Saat ini, Aling Edna merupakan salah satu dari sekian banyak penerima manfaat yang mengubah hidupnya dari program DSWD. Sebagai pengusaha mikro, Aling Edna menjual jajanan sari-sari dengan modal awal 2.000 peso.
Bente
Apa yang dapat Anda lakukan dengan P20? Bagi Alfredo dan Estrella Atienza, kisah hidup mereka berkisar pada jumlah tersebut.
Seperti warga Filipina lainnya, pasangan ini memimpikan kehidupan yang sejahtera bagi anak-anak mereka. Namun, jalan di sini panjang dan berbatu. Kerja keras dan ketekunan menjadi modal utama usaha mereka.
Alfredo adalah seorang tukang becak yang penghasilannya hampir tidak cukup untuk biaya sekolah, kesehatan, dan makanan keluarganya. Karena tidak ada aset yang bisa dijadikan sandaran, pasangan ini tidak tahu bagaimana memenuhi kebutuhan keluarga mereka yang tinggal di komunitas miskin di San Francisco, Quezon.
Ketika Estella mengetahui bahwa dirinya terpilih sebagai salah satu penerima manfaat 4P, ia terkejut karena program tersebut akan memberikan bantuan langsung melalui hibah tunai.
“Kami berusaha keras untuk memaksimalkan uang yang kami terima dengan menginvestasikannya dalam modal kami dan kami berusaha membayar kembali kepada pemerintah sebagai imbalan atas bantuan yang telah mereka berikan kepada kami,” jelas Estrella.
4P juga mengajarkan Estrella tentang pentingnya menjadi sukarelawan serta menghadapi berbagai jenis orang.
Kepada keluarga Atienza, bengkok hanyalah sebagian kecil dari perjalanan hidup mereka. Dari anggaran mingguan P20 yang sedikit, hibah tunai membantu mereka memulai bisnis jual beli.
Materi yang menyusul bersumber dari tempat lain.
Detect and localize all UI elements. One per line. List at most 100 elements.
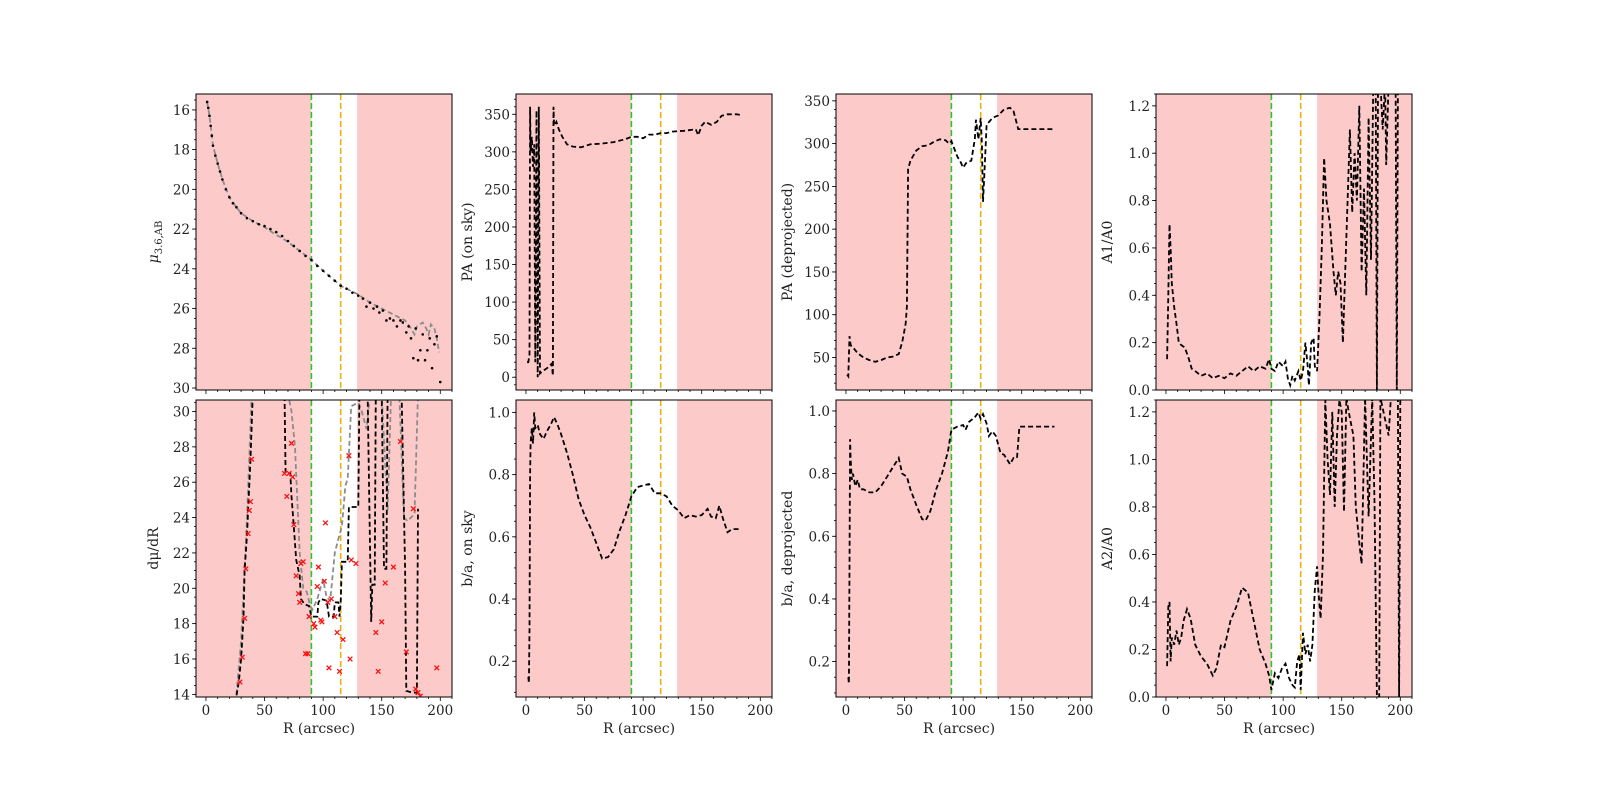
data-point [407,325,410,328]
panel-4: 0.0 0.2 0.4 0.6 0.8 1.0 1.2 A1/A0 [1100,93,1413,399]
x-marker [340,636,346,643]
y-axis-label-text: dμ/dR [146,527,162,570]
data-point [239,211,243,215]
data-point [207,106,210,110]
data-point [210,134,214,138]
x-marker [315,564,322,570]
data-point [416,358,420,362]
y-tick-label: 0.6 [489,530,510,546]
y-tick-label: 0.4 [809,592,830,608]
black-dashed-line [1166,94,1399,390]
x-tick-label: 50 [256,703,273,719]
x-marker [281,470,288,477]
x-marker [319,619,325,625]
data-point [214,154,217,157]
y-axis-label: dμ/dR [146,527,162,570]
x-tick-label: 0 [842,703,851,719]
x-marker [300,558,306,565]
x-marker [378,619,385,625]
y-tick-label: 24 [173,262,190,278]
y-tick-label: 14 [173,687,190,703]
x-marker [291,521,297,528]
data-point [372,307,375,310]
y-tick-label: 250 [804,179,830,195]
axes-frame [835,399,1093,698]
data-point [378,311,381,314]
data-point [409,337,413,340]
data-point [385,319,388,322]
data-point [298,249,301,253]
y-tick-label: 350 [804,94,830,110]
data-point [428,337,432,340]
shaded-region [836,94,952,390]
x-marker [334,629,340,636]
y-tick-label: 50 [493,333,510,349]
y-tick-label: 0.8 [1129,500,1150,516]
y-tick-label: 22 [173,546,190,562]
y-tick-label: 1.0 [809,404,830,420]
data-point [361,297,365,300]
y-axis-label: PA (on sky) [460,202,476,281]
y-tick-label: 200 [484,220,510,236]
x-marker [295,590,302,597]
x-marker [321,578,328,584]
y-axis-label-text: A2/A0 [1100,527,1116,571]
x-marker [246,507,253,514]
y-tick-label: 0.6 [809,529,830,545]
shaded-region [357,94,452,390]
black-dashed-line [846,106,1055,380]
x-marker [410,505,417,512]
y-tick-label: 26 [173,302,190,318]
data-point [228,196,231,199]
x-marker [288,440,295,447]
plot-area [196,94,452,390]
axes-frame [835,93,1093,391]
data-point [392,319,395,322]
y-axis-label-text: b/a, on sky [460,510,476,586]
y-axis-label: A2/A0 [1100,527,1116,571]
x-marker [382,580,388,586]
data-point [216,162,219,165]
x-marker [373,629,379,636]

“Hidup sebagai (keluarga) miskin adalah sebuah tantangan bagaimana kita mengatasinya, tentang bagaimana kita bisa terbebas, tentang bagaimana kita mengetahui sendiri bahwa kemiskinan tidak akan menjadi tanda permanen bagi kita jika kita berusaha semaksimal mungkin untuk tidak melakukannya. ,’ Estrella berbagi.
Maju kedepan
Untuk meraih juara 1 dan penyuntingan terbaik, Universitas Politeknik Filipina’ “Bebek” menerima P70, 000. De La Salle College of St. Benilde”Ada harapan”, yang meraih Juara 2 dan Penghargaan Pilihan Rakyat, membawa pulang P65.000. Sementara itu, Lyceum Universitas “Bente” diberi P40,000 untuk juara 3 dan penceritaan terbaik.
Di penghujung penghargaan, DSWD juga secara resmi meluncurkan kompetisi pembuatan dokumenter tahun 2014. Direktur DSWD Joel Espejo mengatakan DSWD akan menggunakan video tersebut untuk melibatkan akademi dan generasi muda dalam memahami program perlindungan sosial pemerintah.
Rodora Babaran, direktur 4P, mengatakan bahwa program ini kini mendekati target 4,3 juta rumah tangga pada tahun 2016.
“Pada bulan Januari 2014, temuan ini menunjukkan dampak yang kuat dari 4P terhadap hasil yang berkaitan dengan pendidikan, kesehatan dan perubahan konsumsi rumah tangga,” DSWD berbagi.
DSWD menambahkan bahwa tantangan bagi pemerintah adalah mempertahankan perbaikan tersebut dalam kehidupan rumah tangga. Target tahun 2016 harus tercapai dan rumah tangga yang ikut dalam program ini harus terus berusaha memenuhi persyaratan tersebut. – Rappler.com
Untuk mempelajari lebih lanjut tentang bagaimana pemerintah membantu masyarakat miskin, kunjungi DSWD Situs web Keluarga Pantawid.